Here's a brief summary of what's happening. Both CompoundExecutionOperator and RunTaskHandler read and write stage data to storage. However, if one thread executes the logic of CompoundExecutionOperator while another thread executes RunTaskHandler, there may be data inconsistency. This inconsistency can result in unexpected behavior.
To address this issue, we need to ensure that the application code is equipped to handle concurrent changes to execution stages. One possible solution is to implement locking mechanisms that prevent multiple threads from accessing the same stage data at the same time. This will ensure that data consistency is maintained, and the application runs as expected.
Below is a diagram that illustrates the problem.
The approach I've taken in order to ensure the reliability of the distributed locking pattern is to leverage externalised storage. By doing so, we can ensure that the locking mechanism is properly implemented and that the system is able to handle multiple requests at once without failing.
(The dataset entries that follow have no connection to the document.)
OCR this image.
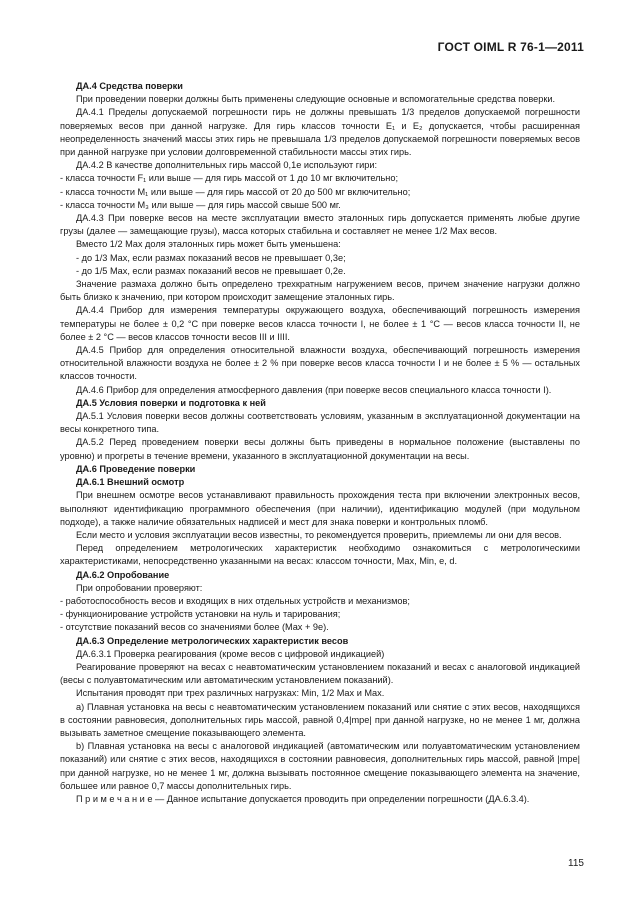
ГОСТ OIML R 76-1—2011

ДА.4 Средства поверки

При проведении поверки должны быть применены следующие основные и вспомогательные средства поверки.

ДА.4.1 Пределы допускаемой погрешности гирь не должны превышать 1/3 пределов допускаемой погрешности поверяемых весов при данной нагрузке. Для гирь классов точности E₁ и E₂ допускается, чтобы расширенная неопределенность значений массы этих гирь не превышала 1/3 пределов допускаемой погрешности поверяемых весов при данной нагрузке при условии долговременной стабильности массы этих гирь.

ДА.4.2 В качестве дополнительных гирь массой 0,1e используют гири:

- класса точности F₁ или выше — для гирь массой от 1 до 10 мг включительно;

- класса точности M₁ или выше — для гирь массой от 20 до 500 мг включительно;

- класса точности M₃ или выше — для гирь массой свыше 500 мг.

ДА.4.3 При поверке весов на месте эксплуатации вместо эталонных гирь допускается применять любые другие грузы (далее — замещающие грузы), масса которых стабильна и составляет не менее 1/2 Max весов.

Вместо 1/2 Max доля эталонных гирь может быть уменьшена:

- до 1/3 Max, если размах показаний весов не превышает 0,3e;

- до 1/5 Max, если размах показаний весов не превышает 0,2e.

Значение размаха должно быть определено трехкратным нагружением весов, причем значение нагрузки должно быть близко к значению, при котором происходит замещение эталонных гирь.

ДА.4.4 Прибор для измерения температуры окружающего воздуха, обеспечивающий погрешность измерения температуры не более ± 0,2 °С при поверке весов класса точности I, не более ± 1 °С — весов класса точности II, не более ± 2 °С — весов классов точности весов III и IIII.

ДА.4.5 Прибор для определения относительной влажности воздуха, обеспечивающий погрешность измерения относительной влажности воздуха не более ± 2 % при поверке весов класса точности I и не более ± 5 % — остальных классов точности.

ДА.4.6 Прибор для определения атмосферного давления (при поверке весов специального класса точности I).

ДА.5 Условия поверки и подготовка к ней

ДА.5.1 Условия поверки весов должны соответствовать условиям, указанным в эксплуатационной документации на весы конкретного типа.

ДА.5.2 Перед проведением поверки весы должны быть приведены в нормальное положение (выставлены по уровню) и прогреты в течение времени, указанного в эксплуатационной документации на весы.

ДА.6 Проведение поверки

ДА.6.1 Внешний осмотр

При внешнем осмотре весов устанавливают правильность прохождения теста при включении электронных весов, выполняют идентификацию программного обеспечения (при наличии), идентификацию модулей (при модульном подходе), а также наличие обязательных надписей и мест для знака поверки и контрольных пломб.

Если место и условия эксплуатации весов известны, то рекомендуется проверить, приемлемы ли они для весов.

Перед определением метрологических характеристик необходимо ознакомиться с метрологическими характеристиками, непосредственно указанными на весах: классом точности, Max, Min, e, d.

ДА.6.2 Опробование

При опробовании проверяют:

- работоспособность весов и входящих в них отдельных устройств и механизмов;

- функционирование устройств установки на нуль и тарирования;

- отсутствие показаний весов со значениями более (Max + 9e).

ДА.6.3 Определение метрологических характеристик весов

ДА.6.3.1 Проверка реагирования (кроме весов с цифровой индикацией)

Реагирование проверяют на весах с неавтоматическим установлением показаний и весах с аналоговой индикацией (весы с полуавтоматическим или автоматическим установлением показаний).

Испытания проводят при трех различных нагрузках: Min, 1/2 Max и Max.

а) Плавная установка на весы с неавтоматическим установлением показаний или снятие с этих весов, находящихся в состоянии равновесия, дополнительных гирь массой, равной 0,4|mpe| при данной нагрузке, но не менее 1 мг, должна вызывать заметное смещение показывающего элемента.

b) Плавная установка на весы с аналоговой индикацией (автоматическим или полуавтоматическим установлением показаний) или снятие с этих весов, находящихся в состоянии равновесия, дополнительных гирь массой, равной |mpe| при данной нагрузке, но не менее 1 мг, должна вызывать постоянное смещение показывающего элемента на значение, большее или равное 0,7 массы дополнительных гирь.

П р и м е ч а н и е — Данное испытание допускается проводить при определении погрешности (ДА.6.3.4).

115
In this regard, we have implemented two different solutions that are both effective in their own right.
The first solution is the Redis locking mechanism. This solution utilizes the LockManager interface and implementation that is already present in the kork library. The second solution is the SQL-based approach that is based on the spring shedlock. This solution is also effective in ensuring the reliability of the distributed locking pattern.
Below is a diagram that illustrates the solution.
Locking is disabled by default. It can be enabled by setting flags redis.external-lock.enabled=true or sql.external-lock.enabled=true. If none of the flags is set, application will fallback to default NoOp locking that doesn’t do any locking and executes Runnable/Callable instances.